The Maines’ children dropped their spades, and stood

With quaking joints and terror-strucken faces,

Till Maeve called out: “These are but common men.

The Maines’ children have not dropped their spades,

Because Earth, crazy for its broken power,

Casts up a show and the winds answer it

With holy shadows.” Her high heart was glad,

And when the uproar ran along the grass

She followed with light footfall in the midst,

Till it died out where an old thorn tree stood.

Friend of these many years, you too had stood

With equal courage in that whirling rout; p. 57

For you, although you’ve not her wandering heart,

Have all that greatness, and not hers alone,

For there is no high story about queens

In any ancient book but tells of you;

And when I’ve heard how they grew old and died,

Or fell into unhappiness, I’ve said:

“She will grow old and die, and she has wept!”

And when I’d write it out anew, the words,

Half crazy with the thought, She too has wept!

Outrun the measure.

I’d tell of that great queen

Who stood amid a silence by the thorn

Until two lovers came out of the air

With bodies made out of soft fire.

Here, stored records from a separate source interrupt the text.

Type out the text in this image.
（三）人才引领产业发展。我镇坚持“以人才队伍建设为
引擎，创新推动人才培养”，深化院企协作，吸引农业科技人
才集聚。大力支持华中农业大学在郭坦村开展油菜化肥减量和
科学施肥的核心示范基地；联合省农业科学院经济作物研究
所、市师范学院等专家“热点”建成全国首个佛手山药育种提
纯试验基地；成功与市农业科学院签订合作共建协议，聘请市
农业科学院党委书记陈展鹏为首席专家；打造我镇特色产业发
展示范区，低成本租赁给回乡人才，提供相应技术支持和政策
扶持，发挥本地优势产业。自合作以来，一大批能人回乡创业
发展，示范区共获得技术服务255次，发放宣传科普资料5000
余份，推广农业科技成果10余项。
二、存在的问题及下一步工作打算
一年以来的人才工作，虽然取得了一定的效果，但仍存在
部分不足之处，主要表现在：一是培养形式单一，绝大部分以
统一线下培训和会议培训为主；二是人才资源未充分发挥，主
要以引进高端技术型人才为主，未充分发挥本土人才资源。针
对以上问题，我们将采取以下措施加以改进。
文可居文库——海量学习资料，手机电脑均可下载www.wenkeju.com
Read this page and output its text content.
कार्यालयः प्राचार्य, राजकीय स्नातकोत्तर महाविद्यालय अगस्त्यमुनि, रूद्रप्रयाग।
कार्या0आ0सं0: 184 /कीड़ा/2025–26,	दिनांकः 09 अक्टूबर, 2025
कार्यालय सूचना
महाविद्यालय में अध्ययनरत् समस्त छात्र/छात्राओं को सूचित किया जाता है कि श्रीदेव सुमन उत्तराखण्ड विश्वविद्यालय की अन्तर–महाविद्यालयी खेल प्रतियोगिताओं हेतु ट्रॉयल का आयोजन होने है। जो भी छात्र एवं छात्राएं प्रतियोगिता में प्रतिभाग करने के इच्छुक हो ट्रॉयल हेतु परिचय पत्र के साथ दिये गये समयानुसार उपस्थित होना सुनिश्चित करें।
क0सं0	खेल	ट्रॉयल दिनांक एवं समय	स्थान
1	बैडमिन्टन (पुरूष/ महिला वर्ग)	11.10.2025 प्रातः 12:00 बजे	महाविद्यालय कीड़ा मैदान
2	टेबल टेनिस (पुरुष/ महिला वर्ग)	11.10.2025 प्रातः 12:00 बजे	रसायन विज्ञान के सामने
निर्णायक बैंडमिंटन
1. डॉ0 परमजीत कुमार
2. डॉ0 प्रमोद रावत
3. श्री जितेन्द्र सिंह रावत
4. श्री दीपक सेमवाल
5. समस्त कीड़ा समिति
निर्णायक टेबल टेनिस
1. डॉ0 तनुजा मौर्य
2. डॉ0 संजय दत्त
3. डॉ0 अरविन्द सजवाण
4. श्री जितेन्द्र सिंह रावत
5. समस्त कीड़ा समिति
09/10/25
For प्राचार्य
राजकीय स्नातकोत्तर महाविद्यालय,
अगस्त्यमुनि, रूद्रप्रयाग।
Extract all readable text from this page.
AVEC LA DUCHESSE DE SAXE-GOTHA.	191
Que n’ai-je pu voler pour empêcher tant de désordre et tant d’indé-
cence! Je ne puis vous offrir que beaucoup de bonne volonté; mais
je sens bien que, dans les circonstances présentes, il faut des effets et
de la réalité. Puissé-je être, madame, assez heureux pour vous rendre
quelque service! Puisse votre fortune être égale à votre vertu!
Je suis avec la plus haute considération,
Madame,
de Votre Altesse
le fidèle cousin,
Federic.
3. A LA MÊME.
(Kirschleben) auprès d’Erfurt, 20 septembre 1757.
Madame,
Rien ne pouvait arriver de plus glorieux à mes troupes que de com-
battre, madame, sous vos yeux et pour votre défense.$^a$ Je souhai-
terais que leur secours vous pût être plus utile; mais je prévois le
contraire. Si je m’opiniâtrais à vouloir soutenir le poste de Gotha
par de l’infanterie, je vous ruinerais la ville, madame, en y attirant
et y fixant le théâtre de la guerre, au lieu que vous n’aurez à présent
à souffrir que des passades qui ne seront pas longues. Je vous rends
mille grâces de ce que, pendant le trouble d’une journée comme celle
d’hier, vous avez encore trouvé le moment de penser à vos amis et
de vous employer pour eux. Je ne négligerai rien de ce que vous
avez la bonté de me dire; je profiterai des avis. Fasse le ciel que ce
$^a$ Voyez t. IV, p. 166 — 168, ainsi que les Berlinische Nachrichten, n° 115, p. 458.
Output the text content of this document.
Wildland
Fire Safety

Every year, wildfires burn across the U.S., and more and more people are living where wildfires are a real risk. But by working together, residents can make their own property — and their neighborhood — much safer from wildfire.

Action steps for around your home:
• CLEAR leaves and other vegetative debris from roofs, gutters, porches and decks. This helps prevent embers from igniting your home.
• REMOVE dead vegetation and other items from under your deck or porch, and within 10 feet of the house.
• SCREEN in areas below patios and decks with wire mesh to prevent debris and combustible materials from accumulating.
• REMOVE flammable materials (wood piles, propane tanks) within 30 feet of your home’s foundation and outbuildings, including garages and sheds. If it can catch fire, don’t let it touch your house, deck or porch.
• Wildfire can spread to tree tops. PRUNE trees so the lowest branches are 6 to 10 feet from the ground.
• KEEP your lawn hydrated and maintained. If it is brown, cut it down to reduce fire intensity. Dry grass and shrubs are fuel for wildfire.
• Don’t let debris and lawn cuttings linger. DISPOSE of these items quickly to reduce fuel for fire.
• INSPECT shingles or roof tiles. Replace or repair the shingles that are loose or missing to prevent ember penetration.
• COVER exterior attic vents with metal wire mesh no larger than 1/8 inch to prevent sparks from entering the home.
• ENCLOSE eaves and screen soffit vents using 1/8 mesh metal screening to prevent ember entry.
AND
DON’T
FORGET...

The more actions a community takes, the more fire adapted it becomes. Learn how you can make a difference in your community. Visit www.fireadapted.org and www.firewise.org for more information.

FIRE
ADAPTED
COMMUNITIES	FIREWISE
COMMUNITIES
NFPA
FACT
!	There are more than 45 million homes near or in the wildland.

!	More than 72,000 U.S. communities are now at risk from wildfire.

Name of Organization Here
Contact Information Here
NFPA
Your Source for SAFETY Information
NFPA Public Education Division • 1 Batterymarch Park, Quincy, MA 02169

The one,

About whose face birds wagged their fiery wings,

Said: “Aengus and his sweetheart give their thanks

To Maeve and to Maeve’s household, owing all

In owing them the bride-bed that gives peace.”

Then Maeve: “O Aengus, Master of all lovers,

A thousand years ago you held high talk

With the first kings of many-pillared Cruachan. p. 58

O when will you grow weary?”

They had vanished;

But out of the dark air over her head there came

A murmur of soft words and meeting lips.